Potential study instead of major investment – tapping into hidden reserves
Thanks to the combination of sound analysis and intelligent control, the growth of the district heating network could be fully managed with the existing infrastructure – economically, climate-friendly and without additional boiler investments.

The challenge

Continuous annual growth in connected load in the district heating network
Avoidance of fossil peak load (oil) for climate and cost reasons
Ensuring economically attractive electricity generation
Uncertain energy price and subsidy conditions make long-term investment decisions difficult
Risk of premature, capital-intensive major investments

Objective

The aim of the potential study was to create a sound basis for decision-making for the future development of the Ritten district heating plant. The aim was to show how the increasing heat demand of the growing district heating network can be met reliably, economically and in a climate-friendly manner without rashly investing in new, capital-intensive generation capacities.

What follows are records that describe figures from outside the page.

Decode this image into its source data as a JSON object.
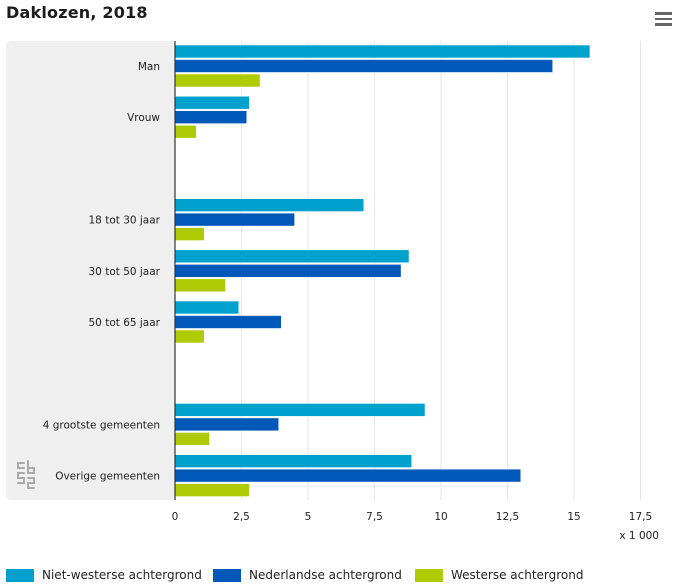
{
  "header": {
    "title": "Daklozen, 2018",
    "menu_icon": "hamburger-menu-icon"
  },
  "logo": {
    "name": "cbs-logo",
    "text": "cbs"
  },
  "colors": {
    "plot_background": "#efefef",
    "grid": "#ffffff",
    "niet_westerse": "#00a1cd",
    "nederlandse": "#0058b8",
    "westerse": "#afcb05"
  },
  "chart_data": {
    "type": "bar",
    "orientation": "horizontal",
    "title": "Daklozen, 2018",
    "categories": [
      "Man",
      "Vrouw",
      "",
      "18 tot 30 jaar",
      "30 tot 50 jaar",
      "50 tot 65 jaar",
      "",
      "4 grootste gemeenten",
      "Overige gemeenten"
    ],
    "series": [
      {
        "name": "Niet-westerse achtergrond",
        "color": "#00a1cd",
        "values": [
          15.6,
          2.8,
          null,
          7.1,
          8.8,
          2.4,
          null,
          9.4,
          8.9
        ]
      },
      {
        "name": "Nederlandse achtergrond",
        "color": "#0058b8",
        "values": [
          14.2,
          2.7,
          null,
          4.5,
          8.5,
          4.0,
          null,
          3.9,
          13.0
        ]
      },
      {
        "name": "Westerse achtergrond",
        "color": "#afcb05",
        "values": [
          3.2,
          0.8,
          null,
          1.1,
          1.9,
          1.1,
          null,
          1.3,
          2.8
        ]
      }
    ],
    "xlim": [
      0,
      17.5
    ],
    "xticks": [
      0,
      2.5,
      5,
      7.5,
      10,
      12.5,
      15,
      17.5
    ],
    "xtick_labels": [
      "0",
      "2,5",
      "5",
      "7,5",
      "10",
      "12,5",
      "15",
      "17,5"
    ],
    "xlabel": "x 1 000",
    "ylabel": "",
    "grid": true,
    "legend_position": "bottom"
  }
}
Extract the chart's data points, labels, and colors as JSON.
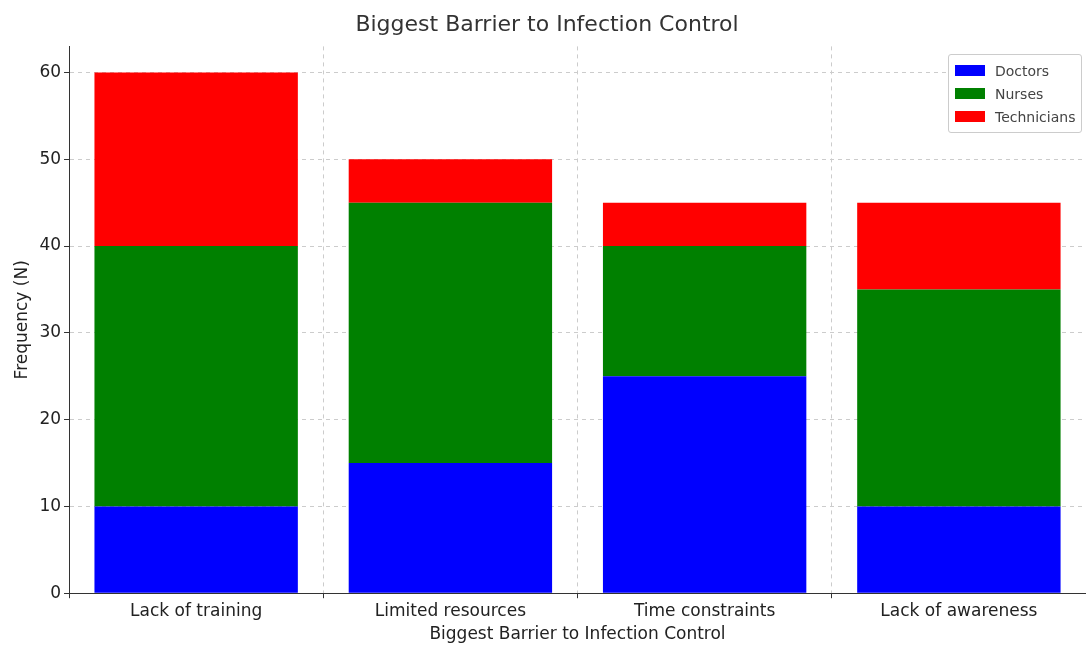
{
  "chart_data": {
    "type": "bar",
    "title": "Biggest Barrier to Infection Control",
    "xlabel": "Biggest Barrier to Infection Control",
    "ylabel": "Frequency (N)",
    "categories": [
      "Lack of training",
      "Limited resources",
      "Time constraints",
      "Lack of awareness"
    ],
    "series": [
      {
        "name": "Doctors",
        "color": "#0000ff",
        "values": [
          10,
          15,
          25,
          10
        ]
      },
      {
        "name": "Nurses",
        "color": "#008000",
        "values": [
          30,
          30,
          15,
          25
        ]
      },
      {
        "name": "Technicians",
        "color": "#ff0000",
        "values": [
          20,
          5,
          5,
          10
        ]
      }
    ],
    "stacked": true,
    "ylim": [
      0,
      63
    ],
    "yticks": [
      0,
      10,
      20,
      30,
      40,
      50,
      60
    ],
    "grid": true,
    "legend": "top right"
  }
}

Creation of a reliable basis for decision-making for future development
Analysis of how the increasing demand for heat can be reliably covered in the long term
Identification of unused performance and efficiency reserves
Avoidance of premature, capital-intensive investments
Ensuring an economical and climate-friendly heat supply while maintaining electricity generation
Development of a flexible, step-by-step expansion path

Results

The analyses show that the existing biomass plant has considerable unused capacity reserves. Targeted operational and control technology optimizations can achieve a heat output of around 5.5 MW with a total boiler output of around 6.5 MW, while at the same time maintaining simultaneous electricity production of around 960 kWel. (see figure Boiler output reserves)

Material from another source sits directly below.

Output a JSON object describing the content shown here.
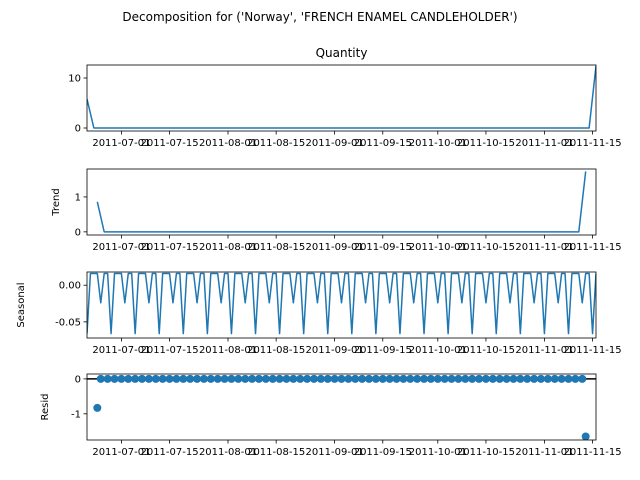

The existing buffer storage tank is basically sufficiently dimensioned, but has not been used optimally to date.

With optimized control, the majority of the additional heat demand can be covered by the existing system for all but a few weeks per year. It is not necessary to immediately build a large additional biomass boiler.

The Ritten bioenergy district heating plant is a cooperative in Klobenstein. The plant supplies households and businesses on the Ritten with district heating from biomass. Image source: Ritten district heating plant

Implementation

For the practical implementation of the optimization potential identified in the potential study, a higher-level, integrated control system (^BCS® Suite) was implemented at the Ritten district heating plant. The aim was to design the existing plant technology in such a way that increasing network loads can be reliably managed without additional boiler investments.

Core of the implementation: Introduction of the ^BCS® Suite

With the ^BCS® Suite, the existing plant was given a central, higher-level control system consisting of three closely interlinked modules: firing rate control (FLR), buffer storage management (PSM) and load hierarchy management (LHM)

These modules work on a model-based and automated basis, which means that the system can be operated safely, efficiently and with foresight even with highly fluctuating load profiles.

Operational impact of implementation

Today, the plant can serve a connected load of just under 19 MW with a pure boiler output of around 5.4 MW.
The buffer storage tank is used specifically to cover peak loads; the oil boiler is only used for maintenance purposes.
Operation is largely automated and stable (“autopilot operation”), which significantly reduces ongoing personnel costs.
The previously considered construction of a second biomass boiler could be permanently avoided.